Выбрать главу

Внутреннее убранство дачных хором знаменитого поэта Евгения Евтушенко до чрезвычайности поразило мою провинциальную душу. Современного стиля мебель, заморские полотна на обитых светлой дранкой стенах. Огромная, привезённая из Австралии картина, с багровым расплывчатым телом. Чудесные книги, старинные фолианты, подшивки и подписки. В кабинете рядком все номера эмигрантских «Современных записок», с двадцатого по сороковой год. Женя с гордостью и подробно рассказывал о приложенных усилиях, чтобы провезти всё это через таможню. Мол, не поверишь, Вика, обошёл все кабинеты, вплоть до ЦК! Цветной телевизор и немыслимой сложности проигрыватели. Чуть ли не ведёрные флаконы французских духов в ванной. Везде пепельницы и обалденные заграничные зажигалки, чтоб всегда под рукой. Высокорослый холодильник в просторном покое, называемом кухней.

На этой кухне как-то вечером хозяин принимал другого поэта, Евгения Рейна, предупредив меня, заранее выпившего, что это великий знаток поэзии. Сказал он это искренне и с теплотой, и я покивал, мол, да, конечно, очень интересно. Некрасов же, прослышав о встрече поэтов, немедленно укатил в Москву, отговорившись неотложным рандеву.

Евтушенко читал Рейну свою новую, написанную верлибром поэму о заморских демонстрациях, протестах, полицейских дубинках, вмятых касках, что-то связанное, как смутно запомнилось, с гневной позицией поэта-гражданина и борца за мир. Пьяненько скучая и мутно глазея в основном на знатока поэзии, я покачивался на табурете. Рейн жмурил восторженно глаза, причмокивал одобрительно, мелко потрясал головой и в некоторых местах показывал большой палец, от восхищения, надо полагать.

Я безмятежно ушёл спать, а через пару лет, уже в эмиграции, эту поэму встретил в «Огоньке», как бы по-мужски сдержанно названную «Мама и нейтронная бомба». Хотя саму поэму я припоминал более чем расплывчато, но точно запомнил всю тогдашнюю мимику Рейна. И был как-то уверен, что она подтверждала поэтическую незаурядность вещи.

Но сейчас, в Париже, я прочёл некое кочковатое изложение, с нехитрой моралью, ветошь и хлам с точки зрения поэзии, как показалось. Принёс «Огонёк» Некрасову… Вика уткнулся в поэму и через пару минут поднял голову, вздохнул. Нет, это выше моих сил, сказал печально, что с Женькой творится, не понимаю…
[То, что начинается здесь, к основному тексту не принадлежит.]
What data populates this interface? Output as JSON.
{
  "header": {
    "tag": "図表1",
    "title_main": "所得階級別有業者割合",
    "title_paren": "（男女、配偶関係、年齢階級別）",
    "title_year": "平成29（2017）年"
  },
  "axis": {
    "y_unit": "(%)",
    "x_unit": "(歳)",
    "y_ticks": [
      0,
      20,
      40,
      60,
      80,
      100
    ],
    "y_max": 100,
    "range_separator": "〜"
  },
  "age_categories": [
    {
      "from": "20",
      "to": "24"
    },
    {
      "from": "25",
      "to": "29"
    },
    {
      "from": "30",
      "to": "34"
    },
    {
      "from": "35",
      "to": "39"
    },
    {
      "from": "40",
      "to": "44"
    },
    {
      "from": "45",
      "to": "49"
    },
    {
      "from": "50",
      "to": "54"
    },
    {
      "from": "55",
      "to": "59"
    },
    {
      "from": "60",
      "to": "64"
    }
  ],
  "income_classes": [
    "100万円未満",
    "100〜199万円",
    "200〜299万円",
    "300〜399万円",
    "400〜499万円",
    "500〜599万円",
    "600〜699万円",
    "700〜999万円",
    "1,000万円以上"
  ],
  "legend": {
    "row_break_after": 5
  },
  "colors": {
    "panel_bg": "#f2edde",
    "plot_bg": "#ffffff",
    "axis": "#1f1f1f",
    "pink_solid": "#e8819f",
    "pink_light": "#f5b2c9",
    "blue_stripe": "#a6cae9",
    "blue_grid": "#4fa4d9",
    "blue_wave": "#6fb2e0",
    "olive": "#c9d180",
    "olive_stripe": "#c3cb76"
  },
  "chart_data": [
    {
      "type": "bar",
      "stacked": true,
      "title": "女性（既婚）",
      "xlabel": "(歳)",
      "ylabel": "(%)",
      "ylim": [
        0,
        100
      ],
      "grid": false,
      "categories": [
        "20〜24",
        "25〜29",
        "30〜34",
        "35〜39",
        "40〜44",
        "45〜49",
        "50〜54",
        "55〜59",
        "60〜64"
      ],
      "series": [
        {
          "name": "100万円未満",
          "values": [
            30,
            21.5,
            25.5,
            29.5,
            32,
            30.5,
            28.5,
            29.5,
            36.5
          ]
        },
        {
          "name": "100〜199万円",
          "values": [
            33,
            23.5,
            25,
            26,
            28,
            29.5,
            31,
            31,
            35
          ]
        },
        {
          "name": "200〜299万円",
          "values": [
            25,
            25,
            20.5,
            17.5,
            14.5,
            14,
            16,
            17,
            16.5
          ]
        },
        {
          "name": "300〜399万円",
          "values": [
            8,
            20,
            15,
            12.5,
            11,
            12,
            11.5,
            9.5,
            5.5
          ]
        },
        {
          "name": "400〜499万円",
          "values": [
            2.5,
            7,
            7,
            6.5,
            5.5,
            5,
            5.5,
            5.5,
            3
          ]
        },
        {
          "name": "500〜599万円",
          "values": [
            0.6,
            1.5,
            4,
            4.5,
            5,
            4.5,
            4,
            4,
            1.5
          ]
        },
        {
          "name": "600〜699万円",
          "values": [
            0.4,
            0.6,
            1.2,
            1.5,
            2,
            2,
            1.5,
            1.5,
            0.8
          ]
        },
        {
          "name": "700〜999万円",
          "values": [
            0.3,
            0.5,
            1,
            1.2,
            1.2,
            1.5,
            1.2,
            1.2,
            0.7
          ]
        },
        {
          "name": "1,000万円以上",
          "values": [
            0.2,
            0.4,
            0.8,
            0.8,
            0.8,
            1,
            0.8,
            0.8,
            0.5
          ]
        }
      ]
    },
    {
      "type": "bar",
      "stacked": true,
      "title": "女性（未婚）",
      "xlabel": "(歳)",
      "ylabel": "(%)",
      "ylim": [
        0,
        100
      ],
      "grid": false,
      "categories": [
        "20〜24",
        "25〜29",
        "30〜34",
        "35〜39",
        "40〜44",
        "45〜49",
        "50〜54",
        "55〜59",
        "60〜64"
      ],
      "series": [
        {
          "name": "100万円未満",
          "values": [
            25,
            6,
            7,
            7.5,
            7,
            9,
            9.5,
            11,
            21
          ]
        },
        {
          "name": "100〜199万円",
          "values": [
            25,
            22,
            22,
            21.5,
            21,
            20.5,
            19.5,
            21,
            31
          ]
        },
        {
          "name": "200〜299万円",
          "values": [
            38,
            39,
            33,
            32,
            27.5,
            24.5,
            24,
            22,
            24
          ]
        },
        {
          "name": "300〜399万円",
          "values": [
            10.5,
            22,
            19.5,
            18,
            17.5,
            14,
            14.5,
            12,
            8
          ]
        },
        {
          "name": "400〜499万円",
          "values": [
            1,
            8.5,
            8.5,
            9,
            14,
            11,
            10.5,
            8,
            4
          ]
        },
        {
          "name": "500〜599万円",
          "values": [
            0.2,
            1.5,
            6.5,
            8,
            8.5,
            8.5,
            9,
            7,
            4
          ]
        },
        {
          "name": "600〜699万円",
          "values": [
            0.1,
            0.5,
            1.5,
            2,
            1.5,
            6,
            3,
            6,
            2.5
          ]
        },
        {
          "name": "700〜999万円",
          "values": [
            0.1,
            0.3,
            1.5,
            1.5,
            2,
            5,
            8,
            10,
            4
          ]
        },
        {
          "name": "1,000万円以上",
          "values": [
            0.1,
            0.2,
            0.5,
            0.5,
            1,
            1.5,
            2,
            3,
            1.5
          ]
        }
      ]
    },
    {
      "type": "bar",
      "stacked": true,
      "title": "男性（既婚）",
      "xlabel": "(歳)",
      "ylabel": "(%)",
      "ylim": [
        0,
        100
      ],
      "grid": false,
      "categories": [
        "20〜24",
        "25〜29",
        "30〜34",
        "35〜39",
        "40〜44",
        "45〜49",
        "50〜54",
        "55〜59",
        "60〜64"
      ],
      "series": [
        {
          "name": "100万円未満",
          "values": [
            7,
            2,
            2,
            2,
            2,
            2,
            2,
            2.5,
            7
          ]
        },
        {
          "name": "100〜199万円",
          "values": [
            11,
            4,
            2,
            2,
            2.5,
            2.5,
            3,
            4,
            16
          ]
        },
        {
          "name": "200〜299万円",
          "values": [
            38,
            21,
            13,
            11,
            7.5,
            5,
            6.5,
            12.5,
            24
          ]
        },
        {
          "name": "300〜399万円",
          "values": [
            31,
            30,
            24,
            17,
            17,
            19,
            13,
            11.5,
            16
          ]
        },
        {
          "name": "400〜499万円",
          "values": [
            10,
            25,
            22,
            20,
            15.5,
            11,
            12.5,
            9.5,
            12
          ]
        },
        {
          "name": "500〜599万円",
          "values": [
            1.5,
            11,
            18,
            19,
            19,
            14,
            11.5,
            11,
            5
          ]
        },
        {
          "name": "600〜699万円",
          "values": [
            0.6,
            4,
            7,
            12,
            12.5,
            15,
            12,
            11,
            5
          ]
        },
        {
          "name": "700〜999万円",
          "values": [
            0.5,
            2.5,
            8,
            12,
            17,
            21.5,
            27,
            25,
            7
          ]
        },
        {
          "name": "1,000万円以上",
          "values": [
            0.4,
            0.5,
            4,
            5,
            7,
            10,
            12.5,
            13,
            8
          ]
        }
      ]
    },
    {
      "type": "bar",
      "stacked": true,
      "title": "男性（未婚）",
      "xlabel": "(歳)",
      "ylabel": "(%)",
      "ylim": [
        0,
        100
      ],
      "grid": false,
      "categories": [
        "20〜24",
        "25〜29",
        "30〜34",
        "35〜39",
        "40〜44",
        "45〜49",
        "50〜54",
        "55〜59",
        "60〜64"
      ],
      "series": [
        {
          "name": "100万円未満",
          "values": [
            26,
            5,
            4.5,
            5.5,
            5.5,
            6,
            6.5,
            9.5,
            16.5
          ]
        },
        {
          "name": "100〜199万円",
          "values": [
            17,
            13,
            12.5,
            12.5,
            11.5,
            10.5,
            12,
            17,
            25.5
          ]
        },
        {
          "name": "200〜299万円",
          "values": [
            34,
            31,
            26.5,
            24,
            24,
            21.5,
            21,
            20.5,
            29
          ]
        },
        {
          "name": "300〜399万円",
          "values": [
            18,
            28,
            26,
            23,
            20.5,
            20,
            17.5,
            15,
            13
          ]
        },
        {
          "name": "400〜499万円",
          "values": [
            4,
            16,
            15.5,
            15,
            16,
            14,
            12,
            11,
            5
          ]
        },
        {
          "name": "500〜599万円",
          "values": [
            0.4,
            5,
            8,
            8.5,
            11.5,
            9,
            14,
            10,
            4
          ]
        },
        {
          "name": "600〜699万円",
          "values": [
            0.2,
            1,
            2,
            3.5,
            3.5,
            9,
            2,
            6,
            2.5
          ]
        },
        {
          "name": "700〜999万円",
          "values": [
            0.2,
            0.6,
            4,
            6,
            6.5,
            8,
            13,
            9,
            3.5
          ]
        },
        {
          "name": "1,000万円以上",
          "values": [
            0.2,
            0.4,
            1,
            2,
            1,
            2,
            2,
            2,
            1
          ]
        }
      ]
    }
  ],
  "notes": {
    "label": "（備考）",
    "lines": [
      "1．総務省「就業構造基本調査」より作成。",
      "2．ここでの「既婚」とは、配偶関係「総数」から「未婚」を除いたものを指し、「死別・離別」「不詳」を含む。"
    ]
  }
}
Надо ли упоминать, что практически никто из некрасовских знакомых в Москве меня всерьёз не воспринимал, как, кстати, вначале и в Киеве, сразу после переезда туда мамы. Опять Вика чёрт-те кого таскает за собой, судачили москвичи. Теперь вот этого Витьку где-то откопал, носится с ним, как дурень со ступой. Но тогда в Переделкино привечали меня совершенно искренне, особенно Галя Евтушенко всё старалась сделать мне приятное. И ещё Александр Межиров, поэт с деликатными манерами и тонкой улыбкой. Милейший в обращении, Саша по-соседски приходил и просто так сидел целыми днями – то читал книгу, то разговаривал с Галей, явно не молчальницей. Саша, наверное, был неравнодушен к ней, да и Галя, можно сказать, была внимательна к нему. А вот с Женей они переругивались всё светлое время суток и, думается, ночью тоже.

В этой малонаселённой добрыми душами местности Саша Межиров искал, видимо, теплого общения. Показал могилу Пастернака. Сводил меня на заутреню в местную церквушку. Познакомил с продавщицей в магазинчике, где продавалось спиртное. Расспрашивал об архитектуре Киева. Подписал свою книжку. Усадив на скамейку возле флигелька, прочел нам с Галей свою новую поэму «Alter ego». Поэму следовало похвалить, как пошутила Галя, держа на коленях лунного цвета кошку.

В один из вечеров Межиров позвал нас с Некрасовым пройтись по посёлку. Шагая вдоль бесконечных заборов в лунной темноте переделкинских улочек, он прочел пару своих стихотворений и почему-то спросил, что я думаю о современных поэтах. Под впечатлением стихов я думал о них много хорошего.

– Вот, – сказал я, – к примеру, Александр Галич, великий поэт, его все знают. И заслуженно, какие у него песни!

– Нет, Витя, – тихо ответил Межиров. – Вы ошибаетесь! Ну какой Галич поэт!